“Советская субъективность” – клише ?
3/2002
Перевод М. Могильнер.
С самого начала я хотел бы предупредить, что критические материалы, вошедшие в настоящий форум, писались не как реакция на данное мною журналу интервью, а несколько ранее. Тем не менее, я испытываю удовлетворение в связи с тем, что в интервью смог подробно представить мои концептуальные и методологические подходы. Интервью само по себе представляет эффективный разбор взглядов, высказанных участниками обсуждения. Поэтому в своем ответе я концентрируюсь на нескольких критических замечаниях, попутно проясняя некоторые, как кажется, неверные интерпретации моей работы.
Прежде всего речь идет о моем использовании термина “субъективность”. Вопреки мнению Джереми Смита, я не стремлюсь узнать, “что происходило в головах советских граждан”, и я не занимаюсь “субъективностью и сознанием” (которые якобы являются синонимами). Мой проект базируется не на изучении умов индивидуумов, он посвящен исследованию саморепрезентаций, преимущественно письменных. Меня интересуют механизмы, породившие именно такие формы саморепрезентации, поэтические регистры этих текстов, их цели и смыслы в контексте дискурсивных структур и политических процессов того времени. “Я” всегда опосредовано рефлексией и языком. Соответственно, “Я” – это конструкт, имеющий общественное измерение, ибо “Я” всегда репрезентирует себя, даже если процесс репрезентации протекает на частном уровне. Меня интересует, что происходило, когда индивидуумы, жившие в раннесталинский период, размышляли о себе и представляли свое “Я”, какие внешние условия поощряли либо даже заставляли одних обращаться к собственному “Я” и не позволяли это делать другим. Я также занимаюсь индивидуумами, которые утверждали понимание своего “Я” вопреки структурирующему их окружению. Короче говоря, я стремлюсь реконструировать условия, при которых создавались различные модусы “Я”, и исследовать конкретные формы саморепрезентации. По ходу исследования я выявляю устойчивую воспроизводящуюся форму саморепрезентации, связанную с представлениями о работе над собой и о самоутверждении в коллективистском ключе. Именно это я и называю “советской субъективностью”.

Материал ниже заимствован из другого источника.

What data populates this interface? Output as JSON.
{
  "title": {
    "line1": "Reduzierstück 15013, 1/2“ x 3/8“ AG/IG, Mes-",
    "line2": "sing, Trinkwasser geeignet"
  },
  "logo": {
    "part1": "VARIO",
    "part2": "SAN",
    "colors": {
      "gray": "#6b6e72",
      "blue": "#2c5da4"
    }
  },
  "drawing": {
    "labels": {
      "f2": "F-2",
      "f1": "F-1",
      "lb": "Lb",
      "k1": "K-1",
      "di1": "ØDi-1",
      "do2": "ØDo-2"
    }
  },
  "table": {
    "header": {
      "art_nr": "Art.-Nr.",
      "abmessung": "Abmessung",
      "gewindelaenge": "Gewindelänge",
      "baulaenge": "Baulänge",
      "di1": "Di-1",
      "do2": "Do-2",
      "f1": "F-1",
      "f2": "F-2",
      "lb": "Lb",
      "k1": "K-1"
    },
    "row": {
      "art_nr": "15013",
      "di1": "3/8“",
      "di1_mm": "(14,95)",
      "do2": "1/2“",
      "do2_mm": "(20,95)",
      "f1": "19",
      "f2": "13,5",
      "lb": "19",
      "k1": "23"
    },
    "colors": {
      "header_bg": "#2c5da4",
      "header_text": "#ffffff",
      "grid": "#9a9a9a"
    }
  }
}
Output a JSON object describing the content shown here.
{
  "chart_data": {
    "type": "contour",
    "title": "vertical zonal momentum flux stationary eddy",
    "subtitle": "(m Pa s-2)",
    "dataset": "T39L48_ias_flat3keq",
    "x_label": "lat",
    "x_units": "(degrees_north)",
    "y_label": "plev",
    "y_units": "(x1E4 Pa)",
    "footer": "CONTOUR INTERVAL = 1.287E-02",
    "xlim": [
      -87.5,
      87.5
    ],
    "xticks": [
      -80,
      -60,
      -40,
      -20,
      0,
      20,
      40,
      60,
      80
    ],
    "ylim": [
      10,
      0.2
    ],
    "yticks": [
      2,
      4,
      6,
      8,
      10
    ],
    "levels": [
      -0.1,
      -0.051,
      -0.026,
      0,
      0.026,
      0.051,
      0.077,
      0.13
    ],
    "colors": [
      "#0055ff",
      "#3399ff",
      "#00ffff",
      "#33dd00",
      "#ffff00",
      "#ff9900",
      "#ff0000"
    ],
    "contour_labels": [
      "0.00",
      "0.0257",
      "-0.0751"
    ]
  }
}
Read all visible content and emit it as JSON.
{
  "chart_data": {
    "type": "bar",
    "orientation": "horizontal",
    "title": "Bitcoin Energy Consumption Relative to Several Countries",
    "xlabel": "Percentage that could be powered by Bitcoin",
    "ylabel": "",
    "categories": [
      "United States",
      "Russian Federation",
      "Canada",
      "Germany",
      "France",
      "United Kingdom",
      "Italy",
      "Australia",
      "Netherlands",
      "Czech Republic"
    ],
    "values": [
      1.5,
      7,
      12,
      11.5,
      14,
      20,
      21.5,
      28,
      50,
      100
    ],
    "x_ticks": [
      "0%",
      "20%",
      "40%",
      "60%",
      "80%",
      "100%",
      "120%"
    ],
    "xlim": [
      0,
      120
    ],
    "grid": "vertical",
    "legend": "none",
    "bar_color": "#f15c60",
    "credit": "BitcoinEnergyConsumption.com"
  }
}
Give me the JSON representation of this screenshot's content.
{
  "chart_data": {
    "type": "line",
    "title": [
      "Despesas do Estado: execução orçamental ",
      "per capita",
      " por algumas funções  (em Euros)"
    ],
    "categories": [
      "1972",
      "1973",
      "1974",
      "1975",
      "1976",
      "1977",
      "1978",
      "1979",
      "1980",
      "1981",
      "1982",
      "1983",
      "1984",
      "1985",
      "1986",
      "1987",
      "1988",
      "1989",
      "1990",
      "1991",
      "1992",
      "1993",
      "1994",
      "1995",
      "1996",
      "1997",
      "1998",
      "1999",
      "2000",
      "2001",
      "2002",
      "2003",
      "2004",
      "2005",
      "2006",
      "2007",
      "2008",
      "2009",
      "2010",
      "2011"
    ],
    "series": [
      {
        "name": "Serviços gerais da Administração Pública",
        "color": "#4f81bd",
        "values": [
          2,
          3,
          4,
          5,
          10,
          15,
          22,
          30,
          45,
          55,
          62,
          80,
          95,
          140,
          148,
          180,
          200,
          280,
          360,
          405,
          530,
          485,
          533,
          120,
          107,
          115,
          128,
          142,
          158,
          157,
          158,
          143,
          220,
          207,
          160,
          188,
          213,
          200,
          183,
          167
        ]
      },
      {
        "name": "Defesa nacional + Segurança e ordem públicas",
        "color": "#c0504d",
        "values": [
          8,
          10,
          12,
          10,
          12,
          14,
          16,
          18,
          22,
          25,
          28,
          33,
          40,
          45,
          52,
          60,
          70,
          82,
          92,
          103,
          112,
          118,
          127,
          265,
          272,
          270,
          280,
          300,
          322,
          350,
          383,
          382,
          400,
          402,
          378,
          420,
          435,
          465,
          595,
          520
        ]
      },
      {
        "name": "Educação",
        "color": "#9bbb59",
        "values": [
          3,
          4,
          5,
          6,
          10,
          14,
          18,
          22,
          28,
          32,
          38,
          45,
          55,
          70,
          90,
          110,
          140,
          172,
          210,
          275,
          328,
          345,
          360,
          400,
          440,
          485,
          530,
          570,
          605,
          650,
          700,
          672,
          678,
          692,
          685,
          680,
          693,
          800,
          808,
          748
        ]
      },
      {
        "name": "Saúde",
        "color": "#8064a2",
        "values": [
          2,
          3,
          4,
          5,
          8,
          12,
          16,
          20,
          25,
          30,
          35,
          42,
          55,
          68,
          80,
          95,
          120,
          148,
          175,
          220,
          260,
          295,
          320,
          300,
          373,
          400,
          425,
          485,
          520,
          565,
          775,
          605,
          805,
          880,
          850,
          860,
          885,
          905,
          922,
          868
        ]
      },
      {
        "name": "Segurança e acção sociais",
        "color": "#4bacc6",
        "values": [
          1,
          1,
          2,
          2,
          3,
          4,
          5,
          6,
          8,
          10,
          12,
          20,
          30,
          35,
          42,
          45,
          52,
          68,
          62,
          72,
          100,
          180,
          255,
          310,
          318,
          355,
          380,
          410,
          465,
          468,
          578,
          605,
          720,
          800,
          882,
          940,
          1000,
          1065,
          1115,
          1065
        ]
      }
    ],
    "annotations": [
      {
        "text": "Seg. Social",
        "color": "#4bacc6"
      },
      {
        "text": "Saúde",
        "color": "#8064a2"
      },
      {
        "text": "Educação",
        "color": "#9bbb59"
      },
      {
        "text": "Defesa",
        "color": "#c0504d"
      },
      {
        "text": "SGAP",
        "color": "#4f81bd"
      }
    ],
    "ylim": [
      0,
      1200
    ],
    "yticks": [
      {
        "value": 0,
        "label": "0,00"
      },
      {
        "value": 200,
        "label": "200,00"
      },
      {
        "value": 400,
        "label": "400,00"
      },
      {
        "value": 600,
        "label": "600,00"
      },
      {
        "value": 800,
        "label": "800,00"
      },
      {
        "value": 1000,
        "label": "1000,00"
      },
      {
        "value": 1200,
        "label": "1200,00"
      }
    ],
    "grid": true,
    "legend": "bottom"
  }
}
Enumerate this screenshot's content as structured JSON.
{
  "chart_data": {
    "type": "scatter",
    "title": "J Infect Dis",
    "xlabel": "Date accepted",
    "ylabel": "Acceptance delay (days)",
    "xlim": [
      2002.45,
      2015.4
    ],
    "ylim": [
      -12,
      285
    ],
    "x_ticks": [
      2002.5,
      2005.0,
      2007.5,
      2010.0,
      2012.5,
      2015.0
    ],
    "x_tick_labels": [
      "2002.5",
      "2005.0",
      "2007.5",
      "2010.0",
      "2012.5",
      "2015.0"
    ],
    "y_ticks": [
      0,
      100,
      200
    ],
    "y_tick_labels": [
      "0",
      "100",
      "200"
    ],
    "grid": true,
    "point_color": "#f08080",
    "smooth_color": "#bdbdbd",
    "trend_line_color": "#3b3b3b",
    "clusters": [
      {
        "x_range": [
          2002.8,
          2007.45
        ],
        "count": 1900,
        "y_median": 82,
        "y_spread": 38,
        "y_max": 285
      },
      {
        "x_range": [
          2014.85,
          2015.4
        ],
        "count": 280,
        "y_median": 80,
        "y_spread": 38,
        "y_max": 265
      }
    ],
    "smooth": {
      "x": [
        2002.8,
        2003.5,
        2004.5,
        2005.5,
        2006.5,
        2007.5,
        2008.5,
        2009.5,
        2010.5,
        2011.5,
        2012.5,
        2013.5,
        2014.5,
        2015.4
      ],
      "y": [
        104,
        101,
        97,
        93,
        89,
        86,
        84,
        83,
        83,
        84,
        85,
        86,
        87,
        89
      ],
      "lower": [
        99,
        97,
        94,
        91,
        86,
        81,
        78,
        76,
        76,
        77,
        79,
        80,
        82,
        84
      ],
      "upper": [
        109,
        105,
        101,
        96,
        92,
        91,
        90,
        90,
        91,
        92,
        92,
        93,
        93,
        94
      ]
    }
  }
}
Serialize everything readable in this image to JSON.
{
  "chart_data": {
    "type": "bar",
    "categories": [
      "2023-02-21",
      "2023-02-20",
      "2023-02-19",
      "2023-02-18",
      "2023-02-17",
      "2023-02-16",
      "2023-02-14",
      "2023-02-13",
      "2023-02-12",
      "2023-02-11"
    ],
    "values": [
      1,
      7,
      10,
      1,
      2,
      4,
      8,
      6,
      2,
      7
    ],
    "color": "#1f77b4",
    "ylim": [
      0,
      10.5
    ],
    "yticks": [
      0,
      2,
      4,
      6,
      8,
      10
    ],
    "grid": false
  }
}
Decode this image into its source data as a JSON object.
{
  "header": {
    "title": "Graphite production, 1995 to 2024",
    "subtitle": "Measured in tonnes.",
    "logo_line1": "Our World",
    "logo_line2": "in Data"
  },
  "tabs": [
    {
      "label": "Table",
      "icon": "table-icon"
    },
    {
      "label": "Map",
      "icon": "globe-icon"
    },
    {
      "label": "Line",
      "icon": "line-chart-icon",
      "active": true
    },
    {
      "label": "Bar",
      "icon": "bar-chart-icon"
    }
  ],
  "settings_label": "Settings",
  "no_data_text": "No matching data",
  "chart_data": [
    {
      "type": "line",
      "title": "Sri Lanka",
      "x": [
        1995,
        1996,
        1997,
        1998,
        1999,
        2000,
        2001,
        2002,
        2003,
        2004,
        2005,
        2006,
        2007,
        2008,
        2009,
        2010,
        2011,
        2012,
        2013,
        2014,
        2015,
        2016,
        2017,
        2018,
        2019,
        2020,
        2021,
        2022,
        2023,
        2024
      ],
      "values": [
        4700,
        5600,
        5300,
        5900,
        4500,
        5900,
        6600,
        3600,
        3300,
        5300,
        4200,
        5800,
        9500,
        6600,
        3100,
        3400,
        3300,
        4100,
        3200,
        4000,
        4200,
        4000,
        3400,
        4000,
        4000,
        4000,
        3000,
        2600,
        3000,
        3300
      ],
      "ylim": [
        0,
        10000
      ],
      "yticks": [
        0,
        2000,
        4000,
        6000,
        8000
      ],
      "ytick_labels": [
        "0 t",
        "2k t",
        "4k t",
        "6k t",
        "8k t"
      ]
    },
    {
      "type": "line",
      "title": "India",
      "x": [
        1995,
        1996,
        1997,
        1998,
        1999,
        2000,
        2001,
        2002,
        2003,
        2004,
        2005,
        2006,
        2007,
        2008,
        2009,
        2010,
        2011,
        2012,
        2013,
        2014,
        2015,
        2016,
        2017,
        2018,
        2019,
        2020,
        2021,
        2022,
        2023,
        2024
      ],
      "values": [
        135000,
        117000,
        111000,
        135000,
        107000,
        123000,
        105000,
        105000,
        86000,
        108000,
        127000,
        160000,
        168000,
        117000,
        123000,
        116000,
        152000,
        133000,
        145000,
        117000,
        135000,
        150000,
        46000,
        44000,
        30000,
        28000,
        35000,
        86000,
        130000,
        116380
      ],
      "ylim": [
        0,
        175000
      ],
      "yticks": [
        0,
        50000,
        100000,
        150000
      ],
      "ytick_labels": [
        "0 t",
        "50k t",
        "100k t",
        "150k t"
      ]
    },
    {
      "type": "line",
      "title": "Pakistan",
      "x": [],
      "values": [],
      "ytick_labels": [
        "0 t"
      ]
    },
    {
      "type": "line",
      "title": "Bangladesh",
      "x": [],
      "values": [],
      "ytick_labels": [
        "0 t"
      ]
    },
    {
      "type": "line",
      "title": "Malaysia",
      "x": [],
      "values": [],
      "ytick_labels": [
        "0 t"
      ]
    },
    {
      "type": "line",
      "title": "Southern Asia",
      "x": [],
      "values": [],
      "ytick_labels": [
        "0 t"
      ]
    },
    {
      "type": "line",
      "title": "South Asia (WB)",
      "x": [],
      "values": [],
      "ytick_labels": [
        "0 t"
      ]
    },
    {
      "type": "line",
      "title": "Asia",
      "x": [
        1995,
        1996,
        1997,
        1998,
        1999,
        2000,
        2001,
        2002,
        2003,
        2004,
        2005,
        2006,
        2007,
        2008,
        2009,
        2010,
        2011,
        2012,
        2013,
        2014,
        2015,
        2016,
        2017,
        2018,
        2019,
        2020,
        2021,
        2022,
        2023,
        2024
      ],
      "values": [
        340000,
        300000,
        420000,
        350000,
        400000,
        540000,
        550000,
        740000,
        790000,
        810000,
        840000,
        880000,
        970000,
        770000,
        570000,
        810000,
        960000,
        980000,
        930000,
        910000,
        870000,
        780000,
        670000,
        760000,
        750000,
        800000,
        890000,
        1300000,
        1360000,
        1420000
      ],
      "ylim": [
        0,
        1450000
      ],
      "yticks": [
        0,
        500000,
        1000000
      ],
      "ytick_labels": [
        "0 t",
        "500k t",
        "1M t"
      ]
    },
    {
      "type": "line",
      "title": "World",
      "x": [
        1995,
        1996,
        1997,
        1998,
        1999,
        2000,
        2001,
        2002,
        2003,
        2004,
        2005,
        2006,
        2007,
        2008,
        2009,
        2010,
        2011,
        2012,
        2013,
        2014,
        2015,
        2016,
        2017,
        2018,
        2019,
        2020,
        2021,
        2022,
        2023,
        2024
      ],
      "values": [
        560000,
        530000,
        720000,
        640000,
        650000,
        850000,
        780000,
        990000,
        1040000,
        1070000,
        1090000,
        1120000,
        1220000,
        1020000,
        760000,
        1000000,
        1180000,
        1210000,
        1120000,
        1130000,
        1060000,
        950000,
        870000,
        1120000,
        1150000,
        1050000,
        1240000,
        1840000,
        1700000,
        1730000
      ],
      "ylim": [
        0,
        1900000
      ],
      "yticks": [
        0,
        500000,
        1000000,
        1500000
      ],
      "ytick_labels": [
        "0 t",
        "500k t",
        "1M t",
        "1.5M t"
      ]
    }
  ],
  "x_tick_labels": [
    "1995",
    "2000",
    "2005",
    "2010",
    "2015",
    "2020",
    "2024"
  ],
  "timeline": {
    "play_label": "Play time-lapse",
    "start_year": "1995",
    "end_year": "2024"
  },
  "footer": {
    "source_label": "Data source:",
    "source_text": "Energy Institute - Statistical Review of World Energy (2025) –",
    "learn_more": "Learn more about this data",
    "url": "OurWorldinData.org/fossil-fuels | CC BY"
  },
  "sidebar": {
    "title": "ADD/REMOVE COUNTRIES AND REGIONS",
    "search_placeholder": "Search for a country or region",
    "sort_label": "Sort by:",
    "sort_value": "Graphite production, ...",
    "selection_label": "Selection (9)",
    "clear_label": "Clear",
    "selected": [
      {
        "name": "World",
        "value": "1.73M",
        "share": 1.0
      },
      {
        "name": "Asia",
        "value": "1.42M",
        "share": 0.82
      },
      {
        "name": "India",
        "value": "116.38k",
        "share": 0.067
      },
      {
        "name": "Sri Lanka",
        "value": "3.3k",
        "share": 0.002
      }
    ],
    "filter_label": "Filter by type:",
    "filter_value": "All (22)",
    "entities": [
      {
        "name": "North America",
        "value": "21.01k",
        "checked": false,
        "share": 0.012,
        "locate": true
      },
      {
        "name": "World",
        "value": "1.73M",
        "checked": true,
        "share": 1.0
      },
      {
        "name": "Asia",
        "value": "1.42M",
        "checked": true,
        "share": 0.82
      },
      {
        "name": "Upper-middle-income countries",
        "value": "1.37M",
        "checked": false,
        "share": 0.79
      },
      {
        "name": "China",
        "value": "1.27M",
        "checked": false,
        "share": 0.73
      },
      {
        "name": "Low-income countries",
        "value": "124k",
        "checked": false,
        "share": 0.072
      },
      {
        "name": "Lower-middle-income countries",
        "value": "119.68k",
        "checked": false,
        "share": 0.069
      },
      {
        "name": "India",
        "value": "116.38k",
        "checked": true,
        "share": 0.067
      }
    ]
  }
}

Александр Кустарев обращает внимание на интересный факт: по сравнению с советскими нарративами, “Я”-нарративы ”несоветских” или “антисоветских” субъектов демонстрируют меньшую степень убедительности и авторитетности утверждения “Я”. Вместо этого “несоветские” тексты несут следы “мелодраматического мазохизма”, как он это называет. Подобным же образом мое исследование показывает, как артикуляция критического мнения в дневниках сталинской эпохи зачастую высвобождала рефлекс самобичевания. Если “Я” определялось через революционные понятия “чистоты”, “сознания” и социальной принадлежности, выступление против революционного государства, воплощавшего эти ценности, могло подорвать самоидентификацию автора текста. Таким образом, критически мыслящий человек сталкивался с угрозой прогрессирующей самомаргинализации, усиленной тем, что позиция индивидуальной автономии несла клеймо контрреволюционности и “буржуазности”.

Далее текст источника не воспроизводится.